Scripts — Automate the boring parts:
python scripts/init.py my-skill # Scaffold a new skill
./scripts/validate.sh path/to/skill # Check for common errors
Or use the official skills-ref library:
pip install skills-ref
skills-ref validate path/to/skill
Workflows — Things you do:
| Task | Resource |
|---|---|
| Create a new skill from scratch | workflows/create.md |
| Test activation and behavior | workflows/test.md |
| Debug a skill that isn't working | workflows/debug.md |
| Refine a skill from session learnings | workflows/refine.md |
References — Things you look up:
| Topic | Resource |
|---|---|
| Official Agent Skills specification | spec/specification.md |
| Patterns: templates, routers, conditionals | references/patterns.md |
| Good and bad examples with analysis | references/examples.md |
| Granular rules organized by impact | references/rules.md |
Spec — Authoritative documentation from agentskills.io:
| Document | Description |
|---|---|
| spec/what-are-skills.md | Conceptual overview |
| spec/specification.md | Format specification |
| spec/skills-ref/ | Official validation library (vendored) |
Source Material
The sources/ directory contains complete skill-authoring approaches from different authors, preserved for deeper study:
| Source | Approach |
|---|---|
sources/anthropic/ | Official Anthropic skill-creator with init/package scripts |
sources/obra/ | TDD-based methodology with pressure testing |
sources/everyinc/ | Router patterns and workflow templates |
sources/pproenca/ | 46 granular rules organized by impact level |
sources/pytorch/ | Simple single-file approach |
The Bottom Line
A skill is a teaching document.
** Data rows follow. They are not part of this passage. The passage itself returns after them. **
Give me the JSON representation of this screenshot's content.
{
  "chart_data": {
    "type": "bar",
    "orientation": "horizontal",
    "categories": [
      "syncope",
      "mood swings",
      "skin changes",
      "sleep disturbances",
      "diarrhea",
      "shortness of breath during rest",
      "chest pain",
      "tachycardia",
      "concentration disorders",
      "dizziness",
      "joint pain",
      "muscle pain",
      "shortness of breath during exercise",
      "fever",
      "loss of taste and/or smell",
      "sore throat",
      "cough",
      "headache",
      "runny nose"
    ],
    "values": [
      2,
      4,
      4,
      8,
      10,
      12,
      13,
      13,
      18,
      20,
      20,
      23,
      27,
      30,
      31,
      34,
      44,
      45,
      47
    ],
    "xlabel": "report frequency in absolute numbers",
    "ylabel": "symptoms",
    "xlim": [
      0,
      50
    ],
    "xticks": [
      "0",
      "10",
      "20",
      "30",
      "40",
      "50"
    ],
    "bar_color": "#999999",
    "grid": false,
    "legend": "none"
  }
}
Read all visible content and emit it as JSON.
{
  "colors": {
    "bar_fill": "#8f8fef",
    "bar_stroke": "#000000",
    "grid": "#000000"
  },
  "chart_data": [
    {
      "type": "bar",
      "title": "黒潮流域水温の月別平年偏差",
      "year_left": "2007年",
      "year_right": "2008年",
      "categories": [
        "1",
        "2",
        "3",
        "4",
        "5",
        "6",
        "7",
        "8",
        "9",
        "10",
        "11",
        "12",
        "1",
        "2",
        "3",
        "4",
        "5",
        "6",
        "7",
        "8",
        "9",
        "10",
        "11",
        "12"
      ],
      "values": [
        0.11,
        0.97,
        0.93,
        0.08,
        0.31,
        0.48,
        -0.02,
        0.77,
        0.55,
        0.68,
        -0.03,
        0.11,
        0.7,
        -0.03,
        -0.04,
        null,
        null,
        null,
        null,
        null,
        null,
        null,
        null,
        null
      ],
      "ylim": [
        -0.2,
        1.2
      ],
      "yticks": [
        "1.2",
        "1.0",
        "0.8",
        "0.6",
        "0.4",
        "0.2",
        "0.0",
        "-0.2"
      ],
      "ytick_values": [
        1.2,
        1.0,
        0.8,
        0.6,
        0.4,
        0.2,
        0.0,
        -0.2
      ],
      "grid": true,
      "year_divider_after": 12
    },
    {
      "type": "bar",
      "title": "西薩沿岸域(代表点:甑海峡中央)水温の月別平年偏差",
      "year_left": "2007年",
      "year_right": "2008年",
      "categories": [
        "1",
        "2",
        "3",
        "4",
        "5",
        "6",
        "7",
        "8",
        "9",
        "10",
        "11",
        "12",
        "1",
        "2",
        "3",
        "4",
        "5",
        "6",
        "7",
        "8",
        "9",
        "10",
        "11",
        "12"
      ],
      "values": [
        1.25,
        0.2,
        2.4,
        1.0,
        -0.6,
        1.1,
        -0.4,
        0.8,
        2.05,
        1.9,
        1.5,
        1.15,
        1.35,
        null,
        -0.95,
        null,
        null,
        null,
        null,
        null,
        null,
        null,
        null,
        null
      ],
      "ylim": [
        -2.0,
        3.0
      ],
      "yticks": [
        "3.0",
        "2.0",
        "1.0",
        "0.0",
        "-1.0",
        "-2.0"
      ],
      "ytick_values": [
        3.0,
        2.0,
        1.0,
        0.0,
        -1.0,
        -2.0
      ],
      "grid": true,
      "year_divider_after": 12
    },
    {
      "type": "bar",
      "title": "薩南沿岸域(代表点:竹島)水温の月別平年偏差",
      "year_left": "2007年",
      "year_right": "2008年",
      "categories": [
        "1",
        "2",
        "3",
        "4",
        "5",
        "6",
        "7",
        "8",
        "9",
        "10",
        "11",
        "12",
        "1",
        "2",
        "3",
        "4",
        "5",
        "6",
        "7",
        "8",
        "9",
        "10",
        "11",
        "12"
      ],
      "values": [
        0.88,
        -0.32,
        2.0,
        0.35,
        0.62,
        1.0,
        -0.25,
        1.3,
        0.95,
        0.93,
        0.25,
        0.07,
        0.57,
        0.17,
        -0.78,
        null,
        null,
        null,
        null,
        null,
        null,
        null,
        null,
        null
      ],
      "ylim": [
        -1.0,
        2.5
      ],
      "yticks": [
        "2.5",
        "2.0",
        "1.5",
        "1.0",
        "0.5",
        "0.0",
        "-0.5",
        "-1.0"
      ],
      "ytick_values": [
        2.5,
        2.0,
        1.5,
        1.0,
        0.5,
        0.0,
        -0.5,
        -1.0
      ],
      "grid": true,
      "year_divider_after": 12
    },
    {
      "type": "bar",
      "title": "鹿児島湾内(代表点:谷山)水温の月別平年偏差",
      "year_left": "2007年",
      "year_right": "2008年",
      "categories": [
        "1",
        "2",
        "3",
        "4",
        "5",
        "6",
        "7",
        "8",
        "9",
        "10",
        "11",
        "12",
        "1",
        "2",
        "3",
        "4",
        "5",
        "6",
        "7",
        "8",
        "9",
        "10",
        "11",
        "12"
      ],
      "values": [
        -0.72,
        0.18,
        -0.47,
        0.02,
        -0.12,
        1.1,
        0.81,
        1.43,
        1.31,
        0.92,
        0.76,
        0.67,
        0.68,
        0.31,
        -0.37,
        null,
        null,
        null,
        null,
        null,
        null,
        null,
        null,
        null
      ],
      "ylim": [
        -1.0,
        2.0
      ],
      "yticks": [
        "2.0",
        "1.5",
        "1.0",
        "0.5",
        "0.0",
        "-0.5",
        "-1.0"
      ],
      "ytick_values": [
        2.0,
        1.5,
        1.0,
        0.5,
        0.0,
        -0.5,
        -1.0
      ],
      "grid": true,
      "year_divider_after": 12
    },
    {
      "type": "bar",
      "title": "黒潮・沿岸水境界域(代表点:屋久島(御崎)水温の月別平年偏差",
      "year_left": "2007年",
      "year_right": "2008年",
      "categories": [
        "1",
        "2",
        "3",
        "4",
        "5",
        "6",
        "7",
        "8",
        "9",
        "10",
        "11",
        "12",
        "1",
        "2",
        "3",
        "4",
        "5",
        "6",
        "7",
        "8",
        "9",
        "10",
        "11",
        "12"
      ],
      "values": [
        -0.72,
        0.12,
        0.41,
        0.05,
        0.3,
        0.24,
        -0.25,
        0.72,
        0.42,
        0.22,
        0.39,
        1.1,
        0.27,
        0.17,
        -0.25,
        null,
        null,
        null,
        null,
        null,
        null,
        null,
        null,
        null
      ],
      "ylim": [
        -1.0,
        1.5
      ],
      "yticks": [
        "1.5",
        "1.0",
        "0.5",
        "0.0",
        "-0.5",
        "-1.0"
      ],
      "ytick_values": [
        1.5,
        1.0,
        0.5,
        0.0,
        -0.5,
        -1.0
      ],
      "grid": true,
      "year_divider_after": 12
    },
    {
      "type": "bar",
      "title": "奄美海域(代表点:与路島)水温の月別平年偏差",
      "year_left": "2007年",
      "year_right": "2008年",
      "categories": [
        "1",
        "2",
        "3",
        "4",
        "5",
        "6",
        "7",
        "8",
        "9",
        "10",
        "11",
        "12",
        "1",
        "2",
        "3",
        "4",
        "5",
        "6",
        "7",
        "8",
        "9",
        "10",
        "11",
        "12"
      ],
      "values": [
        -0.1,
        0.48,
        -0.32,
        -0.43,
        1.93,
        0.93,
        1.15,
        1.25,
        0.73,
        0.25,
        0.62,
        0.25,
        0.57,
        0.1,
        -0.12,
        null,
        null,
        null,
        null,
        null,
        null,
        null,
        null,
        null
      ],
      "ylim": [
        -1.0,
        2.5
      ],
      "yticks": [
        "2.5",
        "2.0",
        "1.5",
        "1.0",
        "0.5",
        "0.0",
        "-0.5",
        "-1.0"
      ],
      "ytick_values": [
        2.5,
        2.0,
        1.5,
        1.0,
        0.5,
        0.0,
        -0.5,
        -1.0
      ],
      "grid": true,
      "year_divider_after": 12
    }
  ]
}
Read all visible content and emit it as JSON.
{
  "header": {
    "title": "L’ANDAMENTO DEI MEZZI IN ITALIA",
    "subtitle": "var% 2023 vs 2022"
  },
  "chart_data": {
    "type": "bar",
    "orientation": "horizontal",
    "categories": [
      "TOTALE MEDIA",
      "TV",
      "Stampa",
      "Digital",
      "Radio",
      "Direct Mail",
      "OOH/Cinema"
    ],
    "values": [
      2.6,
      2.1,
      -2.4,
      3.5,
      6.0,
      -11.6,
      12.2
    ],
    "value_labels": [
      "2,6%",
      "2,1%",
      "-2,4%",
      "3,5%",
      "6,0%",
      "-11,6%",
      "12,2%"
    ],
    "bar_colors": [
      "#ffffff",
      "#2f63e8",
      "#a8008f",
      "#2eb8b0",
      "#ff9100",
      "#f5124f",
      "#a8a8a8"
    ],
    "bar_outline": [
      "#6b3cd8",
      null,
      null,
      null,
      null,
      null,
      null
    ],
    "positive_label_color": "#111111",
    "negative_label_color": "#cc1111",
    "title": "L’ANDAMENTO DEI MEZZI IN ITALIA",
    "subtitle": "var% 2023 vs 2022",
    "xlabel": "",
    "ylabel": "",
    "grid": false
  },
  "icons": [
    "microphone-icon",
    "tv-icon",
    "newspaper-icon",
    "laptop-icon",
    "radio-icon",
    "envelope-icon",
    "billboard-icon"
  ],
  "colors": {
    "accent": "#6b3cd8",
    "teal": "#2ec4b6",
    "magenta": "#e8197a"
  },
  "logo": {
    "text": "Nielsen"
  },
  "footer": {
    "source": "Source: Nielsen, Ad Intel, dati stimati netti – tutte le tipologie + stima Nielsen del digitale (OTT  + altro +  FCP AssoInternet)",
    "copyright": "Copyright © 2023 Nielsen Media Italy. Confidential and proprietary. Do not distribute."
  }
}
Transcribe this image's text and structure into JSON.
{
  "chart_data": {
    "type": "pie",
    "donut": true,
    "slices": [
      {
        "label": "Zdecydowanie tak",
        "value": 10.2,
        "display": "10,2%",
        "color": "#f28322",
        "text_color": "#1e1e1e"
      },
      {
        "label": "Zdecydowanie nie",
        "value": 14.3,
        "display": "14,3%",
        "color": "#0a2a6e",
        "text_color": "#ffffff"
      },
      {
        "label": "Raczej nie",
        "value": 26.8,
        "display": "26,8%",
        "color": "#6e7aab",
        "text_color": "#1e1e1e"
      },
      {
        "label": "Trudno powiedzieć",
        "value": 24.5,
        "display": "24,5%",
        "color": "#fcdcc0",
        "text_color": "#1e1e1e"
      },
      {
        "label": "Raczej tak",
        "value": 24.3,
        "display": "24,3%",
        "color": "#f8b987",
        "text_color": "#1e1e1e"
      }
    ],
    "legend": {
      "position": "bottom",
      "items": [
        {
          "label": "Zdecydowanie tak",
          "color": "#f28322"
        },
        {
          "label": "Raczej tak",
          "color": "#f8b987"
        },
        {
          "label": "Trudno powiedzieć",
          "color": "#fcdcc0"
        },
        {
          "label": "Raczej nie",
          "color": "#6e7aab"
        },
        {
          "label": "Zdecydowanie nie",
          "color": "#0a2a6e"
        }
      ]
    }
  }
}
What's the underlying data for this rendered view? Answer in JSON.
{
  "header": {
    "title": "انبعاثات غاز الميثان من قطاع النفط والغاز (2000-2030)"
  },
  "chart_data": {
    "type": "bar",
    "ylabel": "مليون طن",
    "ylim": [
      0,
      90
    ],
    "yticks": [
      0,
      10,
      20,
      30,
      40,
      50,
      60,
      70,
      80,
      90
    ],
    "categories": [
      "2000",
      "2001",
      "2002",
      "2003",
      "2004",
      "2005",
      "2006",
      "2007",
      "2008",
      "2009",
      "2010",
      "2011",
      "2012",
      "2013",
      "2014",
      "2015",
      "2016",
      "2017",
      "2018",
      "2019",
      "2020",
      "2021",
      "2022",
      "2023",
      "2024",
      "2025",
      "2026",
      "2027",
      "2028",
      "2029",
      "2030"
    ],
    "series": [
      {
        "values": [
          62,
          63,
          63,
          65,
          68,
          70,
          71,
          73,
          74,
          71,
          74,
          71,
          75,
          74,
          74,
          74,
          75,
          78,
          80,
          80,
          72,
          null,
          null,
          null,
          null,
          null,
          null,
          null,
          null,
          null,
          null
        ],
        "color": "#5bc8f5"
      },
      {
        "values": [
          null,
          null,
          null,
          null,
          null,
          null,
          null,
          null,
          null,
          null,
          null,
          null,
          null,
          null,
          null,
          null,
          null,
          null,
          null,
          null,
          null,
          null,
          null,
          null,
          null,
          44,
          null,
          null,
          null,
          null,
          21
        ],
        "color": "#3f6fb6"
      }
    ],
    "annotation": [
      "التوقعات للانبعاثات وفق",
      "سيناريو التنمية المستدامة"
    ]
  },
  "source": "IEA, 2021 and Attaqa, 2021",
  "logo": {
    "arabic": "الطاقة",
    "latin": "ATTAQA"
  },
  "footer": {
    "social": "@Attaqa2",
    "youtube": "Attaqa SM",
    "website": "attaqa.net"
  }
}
Its job is to make an agent smarter about something specific.
Write the description for discovery — use the words users say. Write the body for understanding — orient, instruct, show, warn. Structure for efficiency — keep the main file lean, push details to references. Test for activation — a skill that never triggers provides zero value.
The best skills don't just tell the agent what to do. They give it enough understanding to adapt when the situation doesn't match the template exactly.